Firewall Engine and Rules

There are two major components in a WAF: the engine (or library) and the rules. Firewalls are designed with the engine separate from the rules so rules can be easily updated.

If the rules were built into the engine, the firewall code itself would need to be modified and updated any time a rule is changed or added. In the case of a WordPress plugin, that would require updating the plugin any time a rule changes.

Firewall rules specify patterns to look for in various parts of a request. If the pattern or set of patterns in a rule matches an incoming request, the request is blocked. These patterns are usually written as regular expressions. Regular expressions are a flexible and universal language for expressing patterns in software.
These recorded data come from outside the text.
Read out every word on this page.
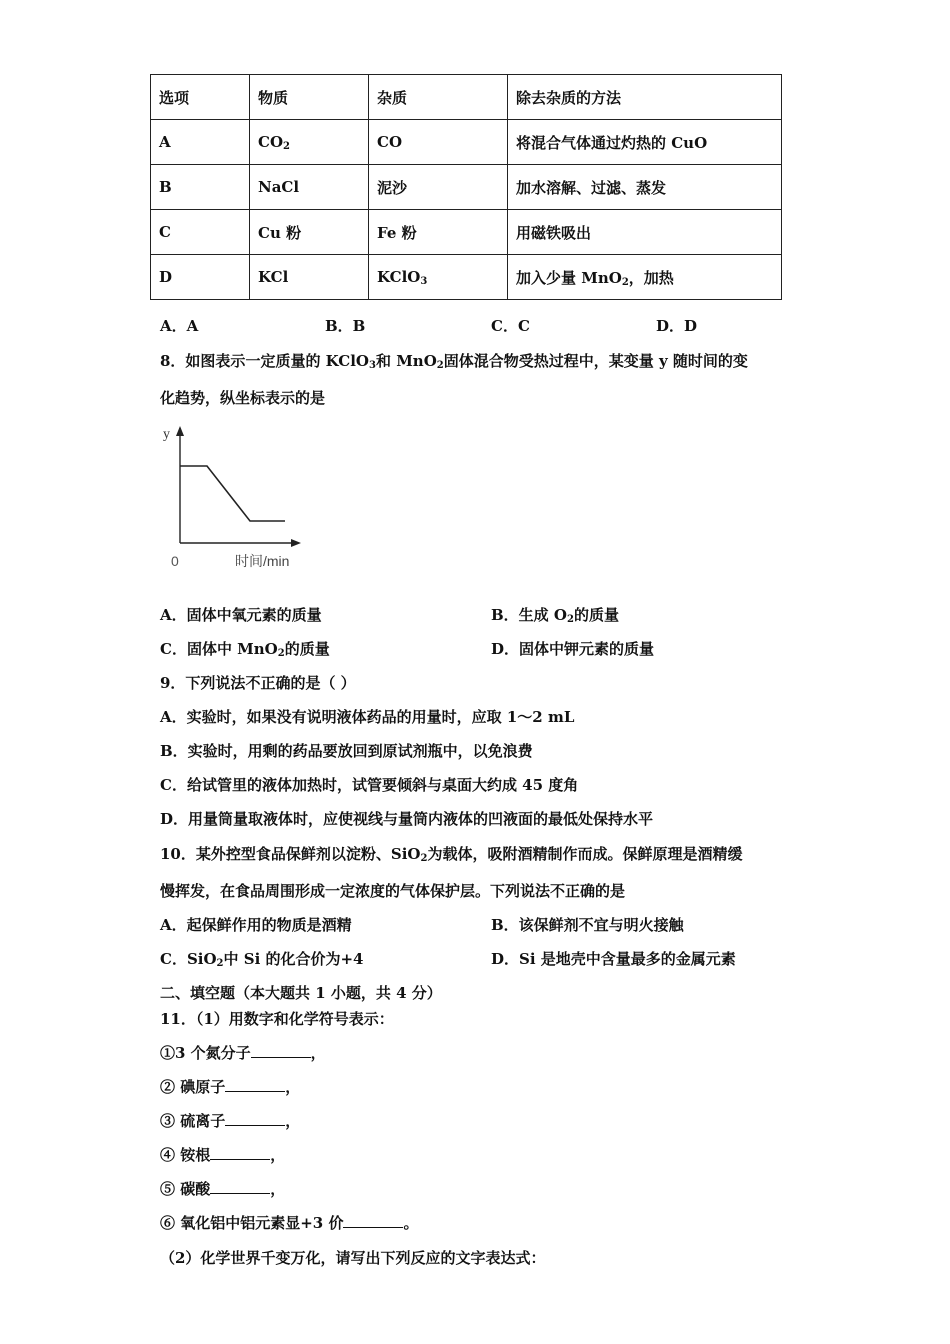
选项	物质	杂质	除去杂质的方法
A	$CO_2$	CO	将混合气体通过灼热的 CuO
B	NaCl	泥沙	加水溶解、过滤、蒸发
C	Cu 粉	Fe 粉	用磁铁吸出
D	KCl	KClO$_3$	加入少量 MnO$_2$，加热
A．A	B．B	C．C	D．D
8．如图表示一定质量的 KClO$_3$和 MnO$_2$固体混合物受热过程中，某变量 y 随时间的变
化趋势，纵坐标表示的是
y
0	时间/min
A．固体中氧元素的质量	B．生成 $O_2$的质量
C．固体中 MnO$_2$的质量	D．固体中钾元素的质量
9．下列说法不正确的是（ ）
A．实验时，如果没有说明液体药品的用量时，应取 1～2 mL
B．实验时，用剩的药品要放回到原试剂瓶中，以免浪费
C．给试管里的液体加热时，试管要倾斜与桌面大约成 45 度角
D．用量筒量取液体时，应使视线与量筒内液体的凹液面的最低处保持水平
10．某外控型食品保鲜剂以淀粉、SiO$_2$为载体，吸附酒精制作而成。保鲜原理是酒精缓
慢挥发，在食品周围形成一定浓度的气体保护层。下列说法不正确的是
A．起保鲜作用的物质是酒精	B．该保鲜剂不宜与明火接触
C．SiO$_2$中 Si 的化合价为+4	D．Si 是地壳中含量最多的金属元素
二、填空题（本大题共 1 小题，共 4 分）
11．（1）用数字和化学符号表示：
①3 个氮分子	，
② 碘原子	，
③ 硫离子	，
④ 铵根	，
⑤ 碳酸	，
⑥ 氧化铝中铝元素显+3 价	。
（2）化学世界千变万化，请写出下列反应的文字表达式：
It takes many different rules each focused on specific attacks to keep a WordPress site secure. A collection of rules that work together is known as a rule set.

ModSecurity and the OWASP Core Rule Set

HeatShield uses ModSecurity as its WAF engine. ModSecurity is the world's most popular and trusted WAF engine. ModSecurity was originally written for the Apache web server in 2002 but is now a standalone library that is used by applications other than Apache.

There are many rule sets that exist for ModSecurity. However, not all rule sets are equal. There are two ways that firewall rule sets fail: false negatives and false positives.

  • A false negative is where a rule set considers an incoming request safe and lets it through even though the request is actually malicious.
  • A false positive is is where a rule set considers an incoming request malicious and blocks it even though the request is safe and legitimate.

HeatShield uses the Open Web Application Security Project (OWASP) Core Rule Set for its firewall rules. This rule set has extremely low false positives and false negatives. The OWASP Core Rule Set is also the most popular and trusted rule set and is used by enterprise firewalls such as Google Cloud Armor and Cloudflare's WAF. No firewall is perfect, but by using the industry's best rule set with the industry's best firewall engine, HeatShield brings enterprise security to WordPress.